The Riker was a veteran and brass era electric car founded in 1898 in Elizabeth, New Jersey. Designed by Andrew L. Riker, they were built in small numbers until the company was absorbed by the Electric Vehicle Company in 1901.

== History ==
Andrew Riker built his first vehicle in 1887. It was an English Coventry tricycle with electric power. He founded the Riker Electric Motor Company in Brooklyn in 1888. In 1894 he built his first four-wheel car by putting a pair of Remington bicycles together with electric power added.

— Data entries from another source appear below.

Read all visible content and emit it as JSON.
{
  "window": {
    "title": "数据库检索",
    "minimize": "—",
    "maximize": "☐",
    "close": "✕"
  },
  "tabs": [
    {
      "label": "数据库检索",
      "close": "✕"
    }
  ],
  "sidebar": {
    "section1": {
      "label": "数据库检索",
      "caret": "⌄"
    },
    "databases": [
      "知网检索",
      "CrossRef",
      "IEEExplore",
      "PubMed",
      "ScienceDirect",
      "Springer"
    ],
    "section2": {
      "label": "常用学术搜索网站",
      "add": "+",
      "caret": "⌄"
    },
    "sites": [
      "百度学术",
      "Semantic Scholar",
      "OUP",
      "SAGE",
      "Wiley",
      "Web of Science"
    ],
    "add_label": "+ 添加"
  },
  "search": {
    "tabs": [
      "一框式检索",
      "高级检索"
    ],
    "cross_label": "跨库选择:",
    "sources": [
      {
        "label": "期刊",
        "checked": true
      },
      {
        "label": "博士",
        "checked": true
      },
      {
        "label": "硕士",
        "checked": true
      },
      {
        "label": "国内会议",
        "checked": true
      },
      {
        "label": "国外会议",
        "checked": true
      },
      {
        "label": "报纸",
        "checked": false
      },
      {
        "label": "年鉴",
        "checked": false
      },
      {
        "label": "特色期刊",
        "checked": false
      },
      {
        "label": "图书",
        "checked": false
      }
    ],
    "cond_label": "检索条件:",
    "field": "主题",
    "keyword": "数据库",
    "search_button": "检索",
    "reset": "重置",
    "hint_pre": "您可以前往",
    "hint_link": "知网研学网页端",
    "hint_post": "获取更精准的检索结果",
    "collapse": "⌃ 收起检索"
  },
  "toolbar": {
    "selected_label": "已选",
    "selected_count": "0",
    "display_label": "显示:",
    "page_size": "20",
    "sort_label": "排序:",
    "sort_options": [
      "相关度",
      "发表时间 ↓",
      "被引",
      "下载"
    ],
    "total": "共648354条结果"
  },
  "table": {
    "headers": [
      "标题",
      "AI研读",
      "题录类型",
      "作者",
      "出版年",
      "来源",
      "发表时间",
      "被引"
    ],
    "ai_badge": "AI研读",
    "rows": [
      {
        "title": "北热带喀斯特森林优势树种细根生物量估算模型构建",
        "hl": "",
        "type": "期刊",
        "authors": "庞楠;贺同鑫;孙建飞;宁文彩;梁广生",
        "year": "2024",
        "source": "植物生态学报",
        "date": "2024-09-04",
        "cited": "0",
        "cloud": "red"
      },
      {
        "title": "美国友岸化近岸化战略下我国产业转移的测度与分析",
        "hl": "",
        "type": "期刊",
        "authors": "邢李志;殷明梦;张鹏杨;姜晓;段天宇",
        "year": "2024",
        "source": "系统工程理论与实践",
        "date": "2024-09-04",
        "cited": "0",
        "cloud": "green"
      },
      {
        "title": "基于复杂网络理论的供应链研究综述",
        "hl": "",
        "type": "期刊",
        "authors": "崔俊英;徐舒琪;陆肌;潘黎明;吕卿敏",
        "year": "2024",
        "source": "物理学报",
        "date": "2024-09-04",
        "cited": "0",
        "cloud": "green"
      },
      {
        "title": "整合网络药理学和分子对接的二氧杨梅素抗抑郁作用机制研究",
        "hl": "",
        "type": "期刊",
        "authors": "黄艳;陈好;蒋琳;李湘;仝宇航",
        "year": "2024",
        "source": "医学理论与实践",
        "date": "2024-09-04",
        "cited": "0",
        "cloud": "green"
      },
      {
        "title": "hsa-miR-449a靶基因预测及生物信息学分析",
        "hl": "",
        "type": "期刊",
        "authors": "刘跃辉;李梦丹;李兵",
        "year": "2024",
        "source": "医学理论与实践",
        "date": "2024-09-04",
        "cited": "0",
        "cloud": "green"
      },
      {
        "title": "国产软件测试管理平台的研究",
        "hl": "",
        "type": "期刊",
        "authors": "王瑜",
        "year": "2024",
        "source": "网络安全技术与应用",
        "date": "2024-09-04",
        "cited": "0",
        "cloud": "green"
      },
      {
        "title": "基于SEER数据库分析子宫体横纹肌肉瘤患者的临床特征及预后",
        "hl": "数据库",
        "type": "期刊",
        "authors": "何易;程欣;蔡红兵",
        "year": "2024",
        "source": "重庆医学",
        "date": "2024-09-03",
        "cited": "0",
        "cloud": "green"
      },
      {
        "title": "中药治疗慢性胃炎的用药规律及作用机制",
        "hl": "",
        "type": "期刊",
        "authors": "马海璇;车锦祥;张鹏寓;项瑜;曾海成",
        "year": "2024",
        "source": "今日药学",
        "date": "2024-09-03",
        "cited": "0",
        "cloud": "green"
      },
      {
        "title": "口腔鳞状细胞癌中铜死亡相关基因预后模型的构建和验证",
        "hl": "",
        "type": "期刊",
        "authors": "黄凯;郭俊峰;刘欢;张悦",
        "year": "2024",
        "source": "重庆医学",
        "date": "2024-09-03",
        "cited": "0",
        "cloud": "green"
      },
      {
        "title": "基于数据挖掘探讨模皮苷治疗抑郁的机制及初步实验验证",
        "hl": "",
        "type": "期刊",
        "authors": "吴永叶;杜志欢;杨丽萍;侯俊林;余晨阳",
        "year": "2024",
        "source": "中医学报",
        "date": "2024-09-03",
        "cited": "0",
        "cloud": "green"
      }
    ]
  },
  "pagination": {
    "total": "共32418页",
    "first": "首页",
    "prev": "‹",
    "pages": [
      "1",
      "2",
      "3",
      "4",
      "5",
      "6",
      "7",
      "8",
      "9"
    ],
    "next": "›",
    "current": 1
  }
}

That year he also began building an electric racer which competed against gasoline cars at the 1896 Narragansett Park race in Rhode Island.

Scientific American reported the Riker Electric Motor Company, of Brooklyn, N. Y., as the winner of the horseless carriage race, the prize being $900. The fastest mile was made by the Riker, "the time being 2:13." This was the first automobile race done around a track in the United States.

Riker made his first sale in 1897. From that time a variety of electric vehicles bore the Riker name including runabouts, Victorias, surreys, hansom cabs and heavy trucks. In December 1900 he merged his company with the Electric Vehicle Company and only trucks were built under the Riker name afterwards.

In 1901 as Riker Motor Vehicle Company, he designed an 8-hp 2-cylinder gasoline car, and a 16-hp 4-cylinder car which he offered to the Electric Vehicle Company, but they declined it. He partnered with the Overman Company to produce the gasoline cars in Chicopee Falls. Overman merged with Locomobile Company of America and in 1903 these became the first gasoline automobiles offered by Locomobile.

Andrew Riker became a vice-president for Locomobile and was the first president of the Society of Automotive Engineers.